Le Parlement a définitivement adopté, le 14 décembre dernier, la proposition de loi, initiée par les députés Maryvonne Briot et Richard Mallié et co-signée par Camille de Rocca Serra tendant à la création d’un ordre national des infirmiers.



Proposition de loi portant création d'un ordre national des infirmiers adoptée le 14 décembre 2006
Fruit d’une longue concertation menée par les professionnels, ce texte permettra aux quelques 450 000 infirmiers de notre pays dont plus de 2000 en Corse de bénéficier désormais d’un ordre national de leur profession, comme d’autres professions de santé (médecins, sages-femmes, etc.) et de nombreux pays européens (Belgique, Portugal, etc.).

C’est une attente forte et légitime d’une très grande majorité du monde infirmier que la majorité a ainsi satisfaite.

« Cet ordre sera à la fois une référence, un guide et une protection » pour la profession a souligné Philippe BAS, lors de débats à l’Assemblée nationale.

En effet, l’ordre des infirmiers, qui répond à un réel besoin de structuration de la profession, aura notamment la responsabilité d’élaborer un code de déontologie, de défendre les intérêts de la profession et sera l’interlocuteur des pouvoirs publics à ses trois échelons (départemental, régional et national). Il sera également utile sur le plan international, car il permettra aux infirmiers français de trouver enfin leur place sur la scène européenne et mondiale.

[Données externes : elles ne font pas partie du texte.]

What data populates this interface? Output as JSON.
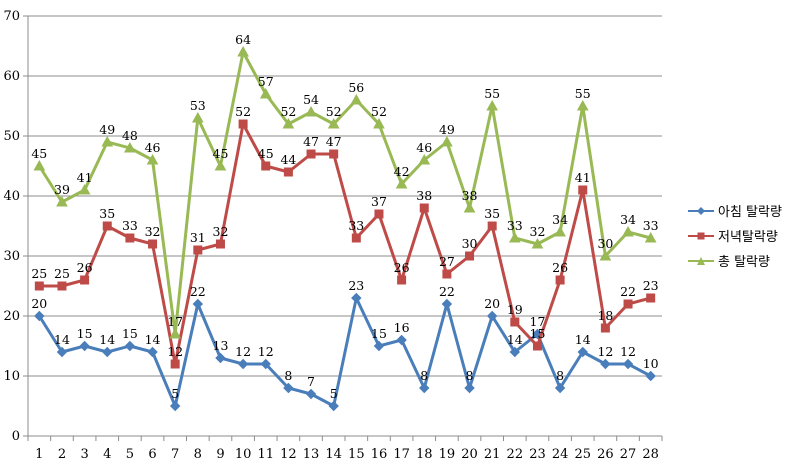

L’adoption de ce texte marque une étape importante dans la reconnaissance des infirmiers, en particulier à l’heure où la profession connaît une évolution profonde en raison notamment du vieillissement de la population (responsabilités nouvelles, interrogations éthiques majeures, etc.). Elle s’inscrit pleinement dans le cadre de la politique sociale et statutaire ambitieuse menée par le Gouvernement en faveur de cette profession.

La proposition de Loi

Mesdames, Messieurs,

L'organisation en ordres renvoie, historiquement et sociologiquement, à la structuration de professions caractérisées par leur autonomie, entendue au sens de leur capacité à prendre des décisions techniques sans autre contrôle que celui exercé, a posteriori, par leurs pairs. Cette logique apparaît en filigrane dans l'organisation du code de la santé publique, qui envisage les professions dans l'ordre décroissant de leur autonomie : professions médicales, professions pharmaceutiques (ces deux catégories étant organisées en ordres), puis auxiliaires médicaux. Un pas a cependant été franchi en 1995 et 2004 avec la création des ordres des masseurs-kinésithérapeutes et des pédicures-podologues, relevant de la catégorie des auxiliaires médicaux, et intervenant donc par principe sur prescription médicale.

Si ce pas franchi est déjà une formidable avancée en la matière, reste une grande absente dans cette évolution : la profession d'infirmier. Ceci est pourtant profondément paradoxal, dans la mesure où, appartenant également au corps des auxiliaires médicaux, les infirmiers sont pourtant les professionnels de cette catégorie les plus autonomes. Ils sont notamment les seuls à se voir reconnaître un rôle propre, c'est-à-dire une capacité d'intervention sur les patients en dehors de toute prescription médicale. Cet « oubli » est d'autant plus étonnant que, depuis 1993, des règles déontologiques, apanage habituel des professions organisées en ordre et signe de leur autonomie dans l'exercice de leur profession, régissent la profession d'infirmier. Or, l'édiction de tels principes aurait du être accompagnée par la mise en place de mesures permettant la protection de l'exercice professionnel et du titre, ainsi que le contrôle du respect de ces règles professionnelles. Il n'en fut rien. En effet, cette tâche est celle traditionnellement dévolue à un ordre, et, à ce jour, la profession d'infirmier ne dispose toujours d'aucune instance ordinale.